Allergy skin tests are a quick and inexpensive way of determining what your body is sensitive to. If you or your doctor believes that a specific allergen is causing your symptoms, a skin test will be best. These tests work by exposing your skin to high doses of potential allergens and monitoring how your immune system reacts to it. Prior to getting the testing done, ask your doctor if there is anything you need to do. Certain medications, like antihistamines, can alter the results of the tests.
There are three kinds of skin tests:
- Skin Prick Test: Your doctor will put several small drops of allergens on your back and then prick the skin where the drops are located with a needle. If a small, red, itchy hive appears where the prick was, you are allergic to that allergen. Skin prick tests are the most common tests used.
- Intradermal Test: If you believe your allergen may be environmental or drug related, intradermal tests are best. With this test, your doctor will inject your skin with the potential allergen. The downside to intradermal tests is that they can sometimes show false positives and can cause reactions that effect your whole body.

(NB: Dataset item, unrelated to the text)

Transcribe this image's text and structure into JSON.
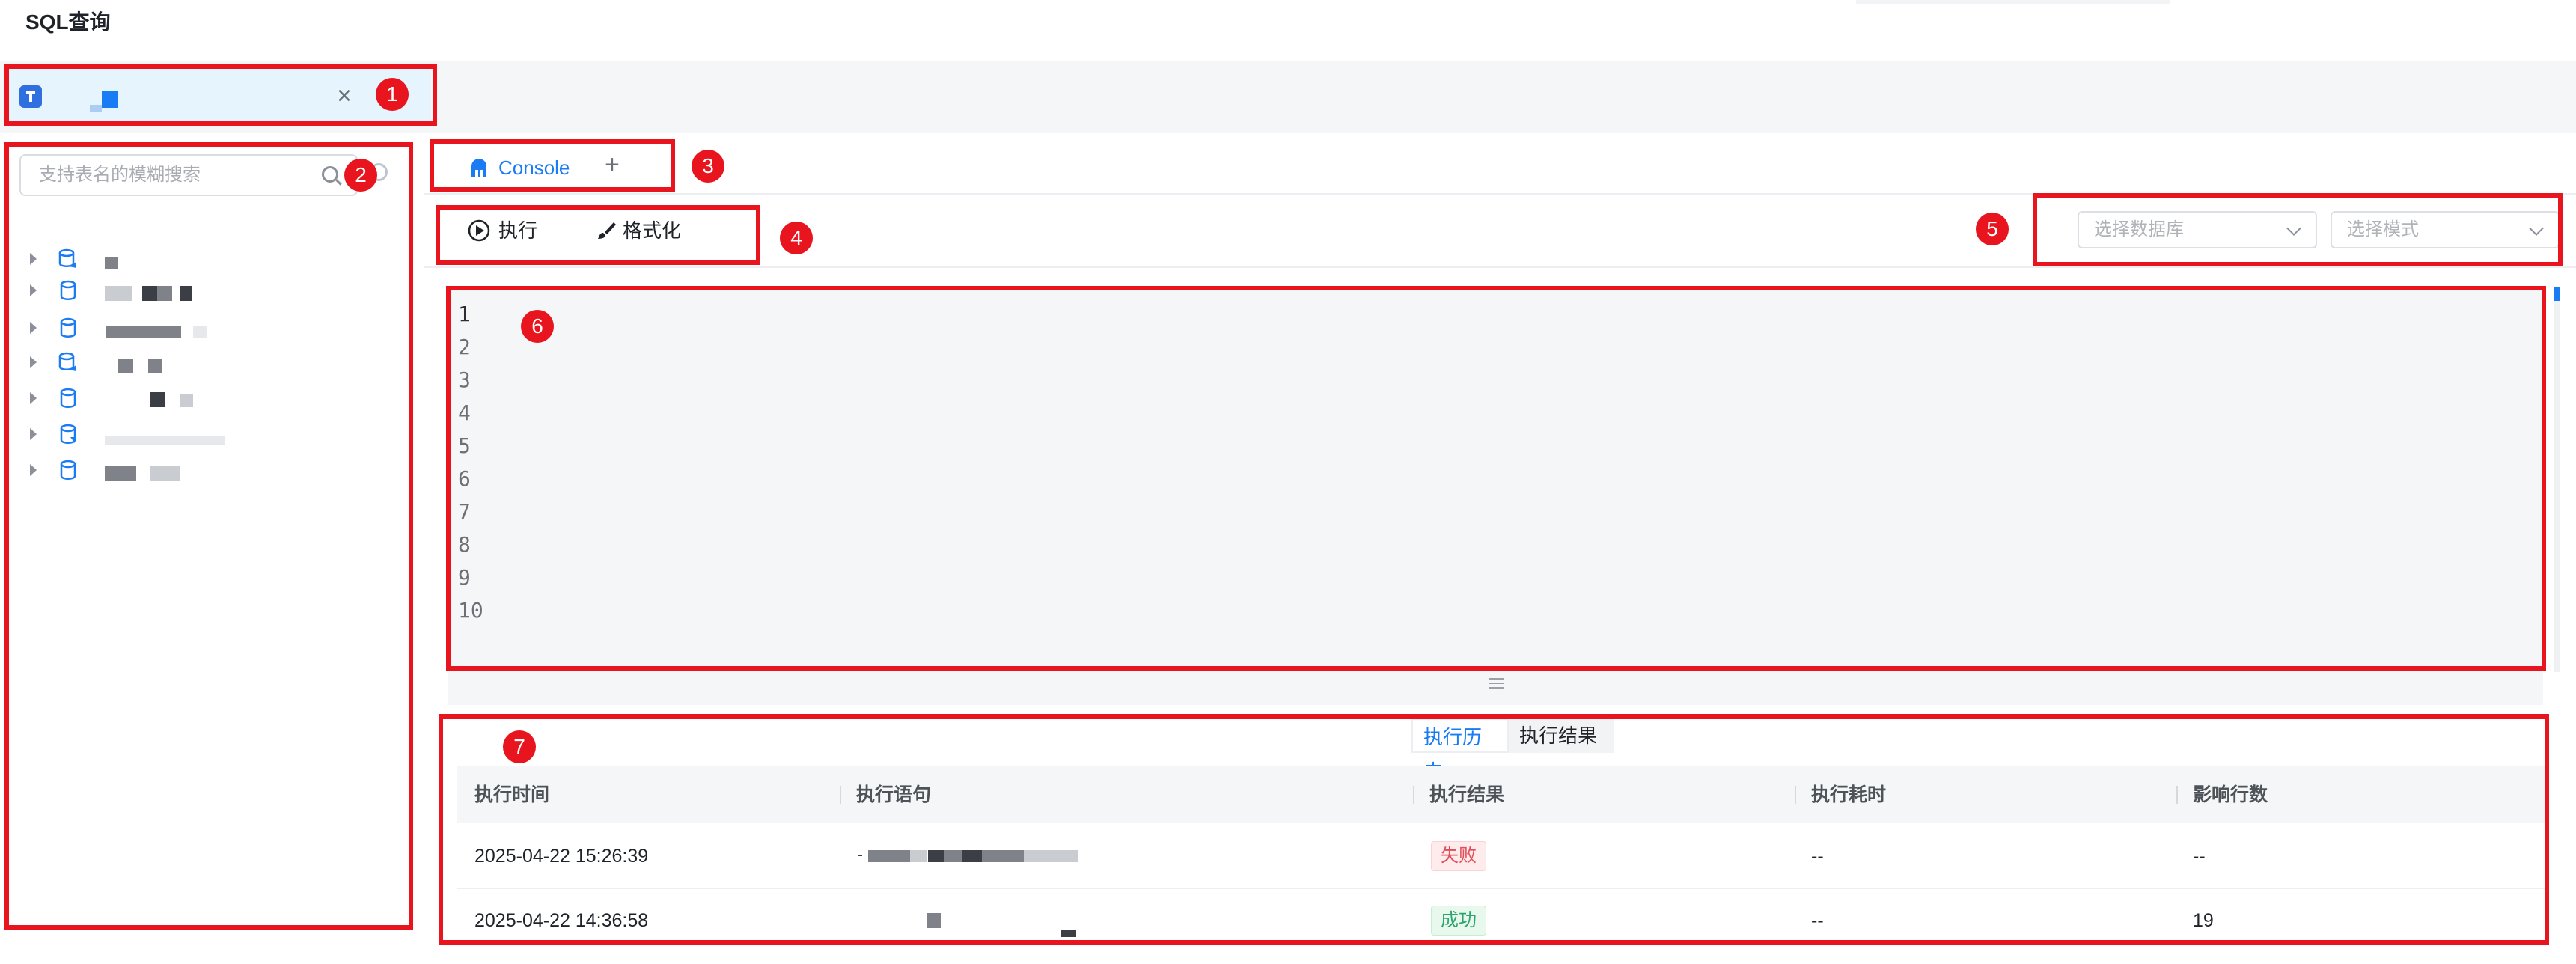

- Patch Test: Your doctor will put allergens on a patch and then place that patch on your skin on for 48 hours. You might be allergic to that allergen if your skin becomes irritated.
Blood tests are used less often and can be less effective than skin tests.
There are two kinds of blood tests:
- Radioallergosorbent Test (RAST): This test is for people with ultra-sensitive skin and will not be affected by medications you are like skin tests are. RAST is a more expensive and less accurate option.
- Quantitative Immunoglobulin Determination Test: This test helps doctors determine if your asthma symptoms are triggered by allergies by measuring levels of chemicals in your blood stream. This test is scarcely used.